Is There a Roth IRA for Kids?

By Joseph King , last updated July 29, 2011
An Independent Retirement Agreement (IRA) can come in two forms. There is the traditional IRA and the Roth IRA. The difference between the two is mainly in the tax arena. With a traditional IRA, any contribution made to the account is tax deductible. This is why a traditional IRA is not common for minors. Few of them make enough income for tax deductibility to be an issue. A Roth IRA is much more attractive for young people because it is still a tax-exempt retirement vehicle. Contributions to the account are not immediately tax deductible; however, qualified distributions made during retirement years are indeed tax-free. Withdrawals can also be made, tax-free, once the minimum age of 59 and ½ is reached.
Roth IRA’s do in fact exist for minors. There is no minimum age to set up a Roth IRA and many providers will accept accounts for minors. The only issue is whether or not the child has a taxable compensation income, i.e. they must have some kind of job that provides them taxable income. Setting up a Roth IRA for your kid is a great idea and provides several advantages and disadvantages to consider before making your decision.
One of the biggest advantages provided is a tax-free compounding of earnings. The longer you can keep your money tax free, the greater your wealth accumulation. Starting early is another advantage. The earlier you start compounding earnings the more wealth you will accumulate.
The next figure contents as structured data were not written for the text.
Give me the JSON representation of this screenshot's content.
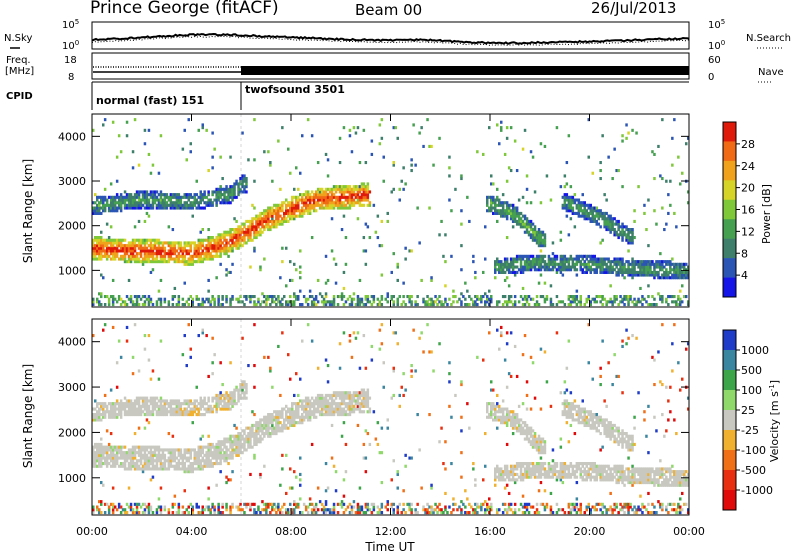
{
  "header": {
    "station": "Prince George (fitACF)",
    "beam": "Beam 00",
    "date": "26/Jul/2013"
  },
  "top_panels": {
    "nsky": {
      "label": "N.Sky",
      "ticks": [
        "10^5",
        "10^0"
      ],
      "right_label": "N.Search",
      "right_ticks": [
        "10^5",
        "10^0"
      ]
    },
    "freq": {
      "label_line1": "Freq.",
      "label_line2": "[MHz]",
      "ticks": [
        "18",
        "8"
      ],
      "right_label": "Nave",
      "right_ticks": [
        "60",
        "0"
      ]
    },
    "cpid": {
      "label": "CPID",
      "segments": [
        {
          "name": "normal (fast) 151",
          "start_hour": 0,
          "end_hour": 6.05
        },
        {
          "name": "twofsound 3501",
          "start_hour": 6.05,
          "end_hour": 24
        }
      ]
    }
  },
  "chart_data": [
    {
      "type": "heatmap",
      "title": "",
      "ylabel": "Slant Range [km]",
      "xlabel": "Time UT",
      "xlim": [
        0,
        24
      ],
      "ylim": [
        180,
        4500
      ],
      "yticks": [
        1000,
        2000,
        3000,
        4000
      ],
      "xtick_labels": [
        "00:00",
        "04:00",
        "08:00",
        "12:00",
        "16:00",
        "20:00",
        "00:00"
      ],
      "colorbar": {
        "label": "Power [dB]",
        "ticks": [
          "4",
          "8",
          "12",
          "16",
          "20",
          "24",
          "28"
        ],
        "colors": [
          "#1515e8",
          "#2b55b5",
          "#3d7f6a",
          "#45a050",
          "#7ec83a",
          "#d6d426",
          "#f0a21c",
          "#f06a16",
          "#e01a0a"
        ]
      },
      "features": [
        {
          "name": "main-band",
          "points": [
            [
              0,
              1450
            ],
            [
              2,
              1400
            ],
            [
              4,
              1350
            ],
            [
              5,
              1500
            ],
            [
              6,
              1750
            ],
            [
              7,
              2100
            ],
            [
              8,
              2350
            ],
            [
              9,
              2550
            ],
            [
              11,
              2650
            ]
          ],
          "power": 24
        },
        {
          "name": "upper-band",
          "points": [
            [
              0,
              2400
            ],
            [
              2,
              2550
            ],
            [
              4,
              2500
            ],
            [
              5.5,
              2650
            ],
            [
              6,
              2900
            ]
          ],
          "power": 12
        },
        {
          "name": "late-band",
          "points": [
            [
              16.3,
              1050
            ],
            [
              18,
              1150
            ],
            [
              20,
              1100
            ],
            [
              22,
              1000
            ],
            [
              24,
              950
            ]
          ],
          "power": 12
        },
        {
          "name": "late-arc-1",
          "points": [
            [
              16,
              2450
            ],
            [
              17,
              2200
            ],
            [
              18,
              1650
            ]
          ],
          "power": 14
        },
        {
          "name": "late-arc-2",
          "points": [
            [
              19,
              2500
            ],
            [
              20.5,
              2100
            ],
            [
              21.5,
              1750
            ]
          ],
          "power": 12
        }
      ]
    },
    {
      "type": "heatmap",
      "title": "",
      "ylabel": "Slant Range [km]",
      "xlabel": "Time UT",
      "xlim": [
        0,
        24
      ],
      "ylim": [
        180,
        4500
      ],
      "yticks": [
        1000,
        2000,
        3000,
        4000
      ],
      "xtick_labels": [
        "00:00",
        "04:00",
        "08:00",
        "12:00",
        "16:00",
        "20:00",
        "00:00"
      ],
      "colorbar": {
        "label": "Velocity [m s^-1]",
        "ticks": [
          "1000",
          "500",
          "100",
          "25",
          "-25",
          "-100",
          "-500",
          "-1000"
        ],
        "colors": [
          "#1f3cc8",
          "#3a86a0",
          "#3ca54a",
          "#8fd86a",
          "#c8c8c0",
          "#f0b030",
          "#f07018",
          "#e83010",
          "#e00a0a"
        ]
      },
      "features": [
        {
          "name": "ground-scatter",
          "velocity": 0
        },
        {
          "name": "orange-patch",
          "time_range": [
            3.5,
            5.5
          ],
          "range_km": [
            1900,
            2500
          ],
          "velocity": -100
        }
      ]
    }
  ]
}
One of the biggest disadvantages is the money will be in your child’s name and they can withdraw it and use it however they please once they reach the age of majority. Be careful whose money is placed in the Roth IRA, it does not have to be money earned from the taxable income (it can be from anywhere). The child only has to have proof of a job that pays taxable income and any kind of contribution in any amount can be made to the IRA.